W Marshall asked about the relationship between the Government’s Pay to Stay policy and the sale of Council properties as he was concerned that more people would be encouraged to buy the property as a result of Pay to Stay. What were the figures in the report based on? A Hall replied that no account had been taken of the Pay to Stay policy when estimating Right to Buy sales. However, he went on to explain that, that day the Housing Minister had announced that the Government would be dropping the compulsory requirement for Pay to Stay.

 

Councillor Heap noted that the first loan had a variable interest base. How variable was this?  Mr Hall confirmed that the interest rate could vary and explained that the loan was issued by the Public Works Loan Board, and that SDS Consultancy had made assumptions on future interest rates.
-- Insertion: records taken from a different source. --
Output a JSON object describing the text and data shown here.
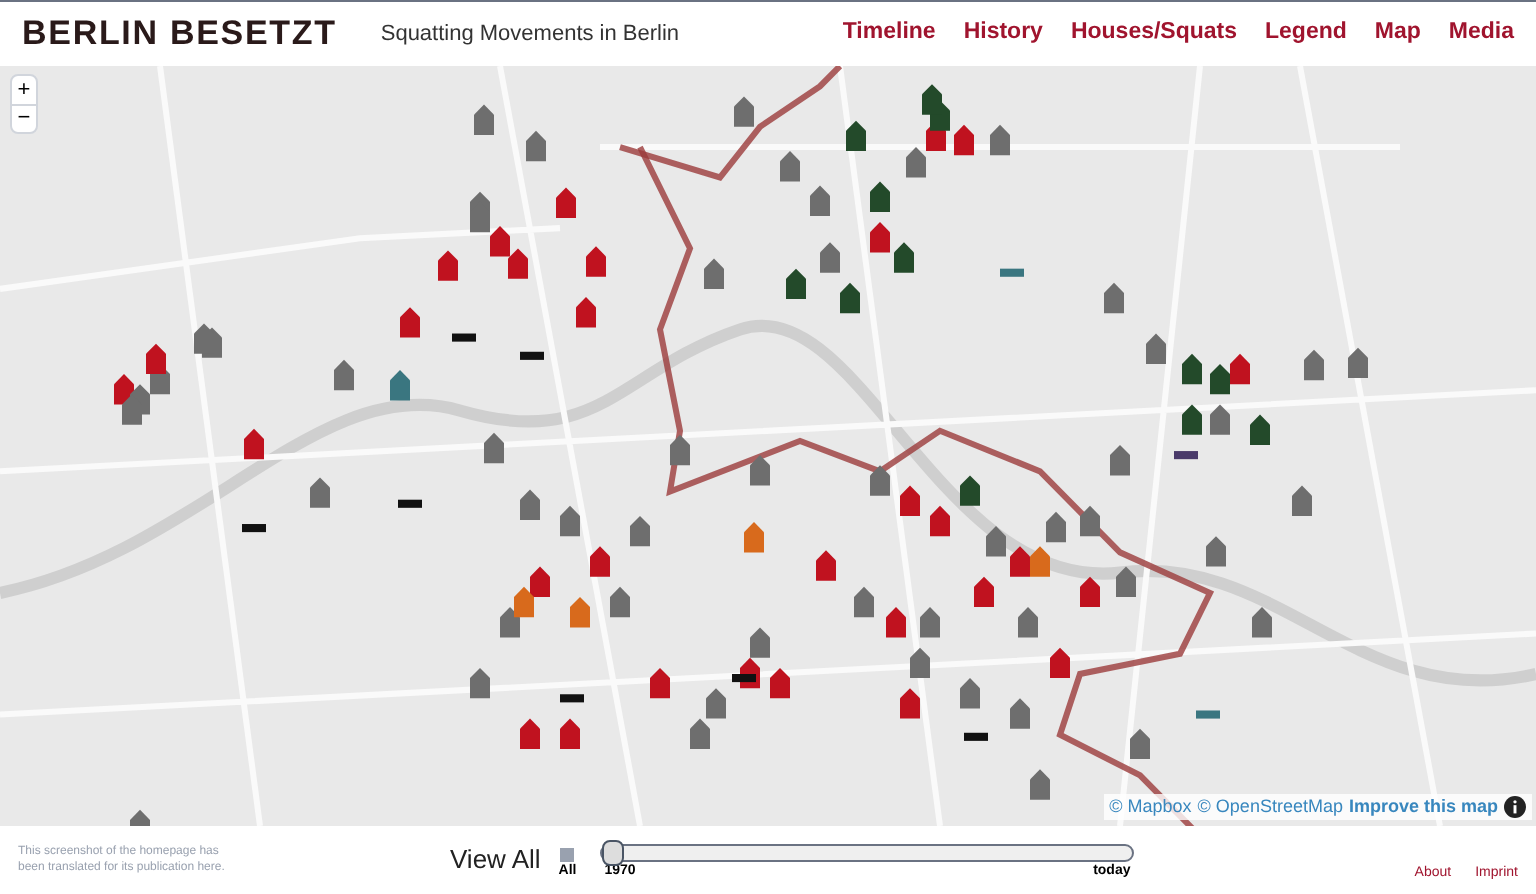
{
  "header": {
    "logo": "BERLIN BESETZT",
    "subtitle": "Squatting Movements in Berlin",
    "nav": [
      {
        "label": "Timeline"
      },
      {
        "label": "History"
      },
      {
        "label": "Houses/Squats"
      },
      {
        "label": "Legend"
      },
      {
        "label": "Map"
      },
      {
        "label": "Media"
      }
    ]
  },
  "map": {
    "zoom_in": "+",
    "zoom_out": "−",
    "attribution": {
      "mapbox": "© Mapbox",
      "osm": "© OpenStreetMap",
      "improve": "Improve this map"
    }
  },
  "footer": {
    "note": "This screenshot of the homepage has been translated for its publication here.",
    "view_all": "View All",
    "all_checkbox": {
      "label": "All",
      "checked": true
    },
    "timeline": {
      "level": 0,
      "start": "1970",
      "end": "today"
    },
    "links": [
      {
        "label": "About"
      },
      {
        "label": "Imprint"
      }
    ]
  }
}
Councillor Heap queried that if we deferred repayments, could we actually pay 4% interest? Mr Hall said that this was just an indicative interest rate of what could happen in the future. There was no need to make a decision at present. The other loans were fixed so we knew what to plan for.

 

Councillor Baldwin asked if the House Building Programme was only for high value properties. He was told that the sale of high value voids was to fund the payment of the required levy to the CLG; however, it was noted that the Minister had suggested that local authorities may be allowed to retain some of the levy, provided they used it to fund Council house building. It was noted that there was no Central Government subsidy for house building.

 

Councillor Stavrou said that she did not think that the Right to Buy applications would decrease in the coming years as a lot of people would see this as the only way to get on the housing ladder. She thought that the assumptions used in the report were on the optimistic side and that we now needed to wait and see what the Chancellors Autumn Statement had for Local Government but, in the meantime, this report was the best forecast of what could happen. As for restructuring the loan this may change depending on what came out of the Autumn Statement.

 

Mr Hall agreed, as we did not know what was to come.

 

It was also noted that the Cabinet had recently implemented a temporary moratorium on the House-building Programme and that the Cabinet had already agreed to pass over some ‘141 Receipts’ to the government. Councillor Stavrou added that the right to buy also reduced our rental income. It was a vicious circle. Mr Marshall added that with less housing available to rent there would be an increase in the housing waiting list.

 

 

RESOLVED:

That the six month review of the HRA Financial plan 2016/17 from SDS Consultancy be noted.